Master of roster: Only CJI can decide on allocating cases, AG tells SC
New Delhi: The Supreme Court on Friday reserved order on ex-Law minister Shanti Bhushan’s Public Interest Litigation (PIL) challenging the existing roster practice of allocation of cases by the Chief Justice of India.
Attorney General KK Venugopal while favouring the Chief Justice of India as the “master of roster” countered the plea stating that matters related to roster and allocation of cases can be done by the CJI only.
“If a number of judges are involved in deciding on allocation of cases, it might lead to a ‘chaos’,” the AG told the Supreme Court.
Senior advocate and former Law Minister Shanti Bhushan had earlier in April filed a PIL in the Supreme Court seeking clarification on the administrative authority of the CJI as the master of roster and for laying down the principles and procedure to be followed in preparing it for allocation of cases.

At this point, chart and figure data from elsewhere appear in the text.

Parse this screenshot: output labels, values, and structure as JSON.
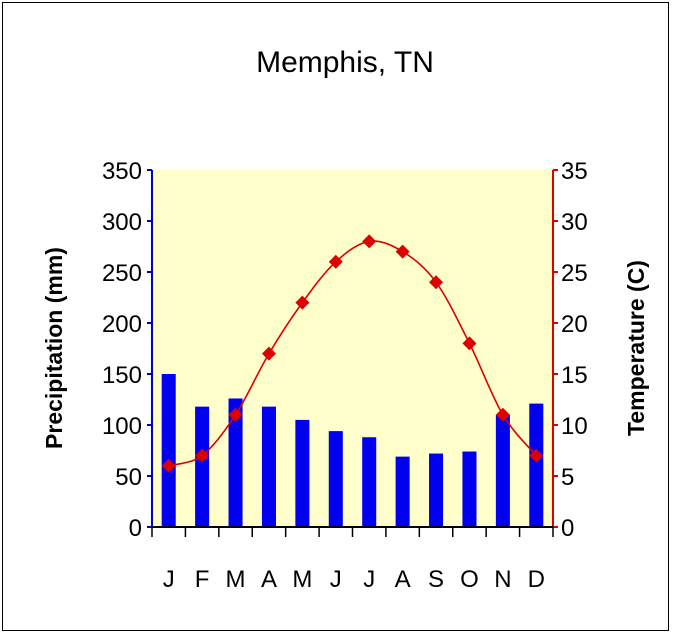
{
  "chart_data": {
    "type": "bar+line",
    "title": "Memphis, TN",
    "categories": [
      "J",
      "F",
      "M",
      "A",
      "M",
      "J",
      "J",
      "A",
      "S",
      "O",
      "N",
      "D"
    ],
    "series": [
      {
        "name": "Precipitation (mm)",
        "kind": "bar",
        "axis": "left",
        "values": [
          150,
          118,
          126,
          118,
          105,
          94,
          88,
          69,
          72,
          74,
          110,
          121
        ],
        "color": "#0000ee"
      },
      {
        "name": "Temperature (C)",
        "kind": "line",
        "axis": "right",
        "values": [
          6,
          7,
          11,
          17,
          22,
          26,
          28,
          27,
          24,
          18,
          11,
          7
        ],
        "color": "#dd0000"
      }
    ],
    "ylabel_left": "Precipitation (mm)",
    "ylabel_right": "Temperature (C)",
    "ylim_left": [
      0,
      350
    ],
    "ylim_right": [
      0,
      35
    ],
    "yticks_left": [
      "0",
      "50",
      "100",
      "150",
      "200",
      "250",
      "300",
      "350"
    ],
    "yticks_right": [
      "0",
      "5",
      "10",
      "15",
      "20",
      "25",
      "30",
      "35"
    ],
    "plot_background": "#ffffcc",
    "left_axis_color": "#0000cc",
    "right_axis_color": "#dd0000",
    "grid": false
  }
}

In the petition, CJI Dipak Misra had been named as one of the respondents along with the registrar of the Supreme Court.
The senior advocate has stated that the “master of roster” cannot be unguided and unbridled discretionary power, exercised arbitrarily by the CJI by hand-picking benches of select judges or by assigning cases to particular judges.
The petition said the CJI’s authority as the master of roster is “not an absolute, arbitrary, singular power that is vested in the chief justice alone and which may be exercised with his sole discretion.” It said that such an authority should be exercised by him in consultation with the senior judges of the Supreme Court in keeping with the various pronouncement of this court.
The petition assumes significance as on January 12, four senior judges J Chelameswar, Ranjan Gogoi, Madan Lokur and Kurian Joseph –who felt that they were being sidelined in allocation of important cases — had alleged that the situation in the Supreme Court was not in order and said many “less than desirable” things have taken place in the last few months. In an apparent warning, they said lack of impartiality in allocation of high profile cases could imperil India’s democracy.
They sent a seven-page letter to the Chief Justice, saying while he was the “master of the roster”, he was “only the first among equals — nothing more or nothing less”.